そういうことで、大掛かりに写真館で晴れ着姿の写真を撮影することとなった。

渉とは出発前に写真を撮っておいた。二人で改めて写真を撮るのも久しぶりだ。


「美咲ちゃん、きれいだねえ。よく、大きくなったねえ……」

「おじいちゃん、おばあちゃん」

写真館で写真をとった後、私は正月に行かなかったおじいちゃん、おばあちゃんの家を尋ねた。

「あの時はどうなることかと……」今にも泣き出しそうなおばあちゃんを佐知子おばさんがなだめる。

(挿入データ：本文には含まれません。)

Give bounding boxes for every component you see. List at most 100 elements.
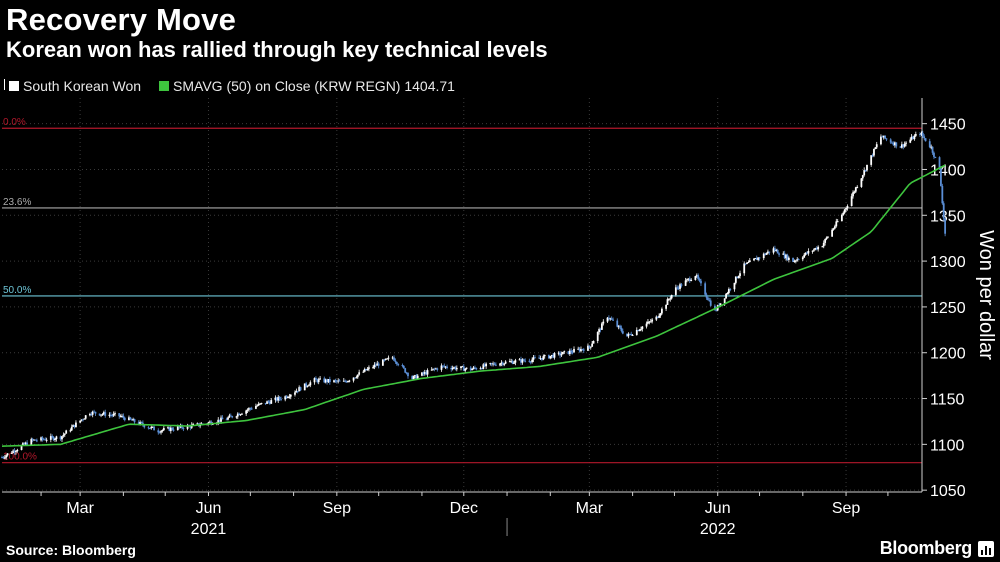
candle-body (825, 237, 828, 240)
candle-body (531, 359, 534, 363)
candle-body (285, 396, 288, 398)
candle-body (227, 417, 229, 420)
candle-body (889, 139, 892, 143)
candle-body (725, 293, 727, 299)
candle-body (443, 365, 446, 367)
candle-body (630, 334, 633, 336)
candle-body (561, 351, 564, 355)
candle-body (617, 325, 620, 327)
candle-body (51, 436, 54, 438)
candle-body (520, 359, 522, 363)
candle-body (734, 276, 737, 283)
candle-body (856, 186, 859, 188)
candle-body (143, 425, 146, 428)
candle-body (246, 409, 249, 411)
candle-body (386, 358, 388, 360)
brand-logo: Bloomberg (879, 538, 973, 558)
candle-body (504, 361, 507, 364)
candle-body (323, 378, 326, 383)
candle-body (34, 439, 37, 441)
candle-body (715, 310, 718, 312)
legend-label-sma: SMAVG (50) on Close (KRW REGN) 1404.71 (173, 78, 455, 94)
y-tick-label: 1050 (930, 483, 966, 500)
candle-body (94, 411, 97, 414)
candle-body (494, 364, 497, 366)
candle-body (118, 413, 121, 417)
candle-body (52, 436, 55, 441)
candle-body (128, 417, 130, 421)
candle-body (843, 209, 846, 213)
candle-body (211, 424, 214, 426)
candle-body (374, 364, 377, 366)
candle-body (268, 401, 271, 404)
candle-body (831, 229, 834, 237)
candle-body (902, 144, 905, 147)
candle-body (764, 253, 767, 255)
candle-body (875, 144, 878, 148)
candle-body (426, 370, 429, 375)
candle-body (24, 442, 27, 445)
candle-body (270, 400, 273, 404)
candle-body (220, 417, 222, 422)
candle-body (563, 351, 566, 353)
candle-body (920, 132, 923, 135)
candle-body (123, 417, 126, 421)
candle-body (366, 368, 369, 371)
candle-body (938, 157, 941, 169)
candle-body (132, 419, 135, 421)
candle-body (248, 408, 250, 410)
candle-body (358, 372, 361, 375)
candle-body (65, 430, 68, 434)
candle-body (910, 136, 913, 140)
candle-body (832, 228, 835, 230)
candle-body (303, 383, 306, 391)
candle-body (637, 330, 640, 332)
candle-body (338, 380, 341, 382)
candle-body (393, 357, 395, 361)
candle-body (676, 287, 679, 289)
candle-body (49, 436, 52, 440)
candle-body (335, 380, 338, 382)
candle-body (354, 377, 356, 379)
candle-body (674, 287, 677, 295)
candle-body (679, 284, 681, 289)
candle-body (328, 379, 331, 383)
candle-body (93, 411, 95, 413)
x-tick-label: Jun (705, 500, 731, 517)
candle-body (63, 433, 66, 435)
candle-body (592, 340, 595, 344)
candle-body (267, 401, 270, 403)
candle-body (259, 403, 262, 405)
candle-body (895, 142, 898, 147)
candle-body (863, 170, 866, 176)
candle-body (570, 350, 573, 353)
candle-body (543, 355, 546, 357)
candle-body (522, 359, 525, 361)
candle-body (441, 365, 444, 367)
candle-body (648, 321, 651, 323)
legend-swatch-sma (159, 81, 170, 91)
candle-body (147, 427, 150, 429)
candle-body (440, 365, 443, 370)
candle-body (199, 425, 202, 427)
candle-body (462, 366, 465, 371)
candle-body (79, 420, 82, 423)
candle-body (278, 397, 281, 399)
candle-body (511, 361, 514, 364)
candle-body (521, 359, 524, 363)
candle-body (129, 417, 132, 420)
candle-body (119, 416, 122, 418)
candle-body (298, 387, 301, 392)
candle-body (101, 414, 104, 416)
candle-body (35, 440, 38, 442)
candle-body (391, 357, 394, 359)
candle-body (655, 316, 658, 320)
candle-body (425, 372, 428, 375)
candle-body (377, 363, 380, 366)
candle-body (806, 252, 808, 254)
source-note: Source: Bloomberg (6, 542, 136, 558)
candle-body (785, 254, 787, 259)
candle-body (296, 390, 299, 392)
candle-body (705, 294, 708, 298)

「でも、本当に大きくなったわね、美咲ちゃん。優子ちゃんと二人でうちに遊びに来てたから、今でも二人とも小さい時のイメージなのに」

「おお、いらっしゃい、美咲ちゃん、百合子お姉さん」

「憲さん、雄太くんは?」

「塾だってさ。来年高校受験だからな、あいつも」

そして少し遅いお正月と、成人祝いをしてもらった。


成人式の余韻に浸る間もなく、後期試験がやってくる。

刑法の矢川ゼミに決まった以上、刑法関係の授業の単位は落とせない。教職科目も落とせないものばかりだ。

バイトをセーブしてもらいながら、テスト対策に臨む。


私たちの後期試験と同時に、優子お姉ちゃんは医師国家試験が目前に迫っているのだ。

そして、それは優子お姉ちゃんの人生も大きく変える試験にもなるのである。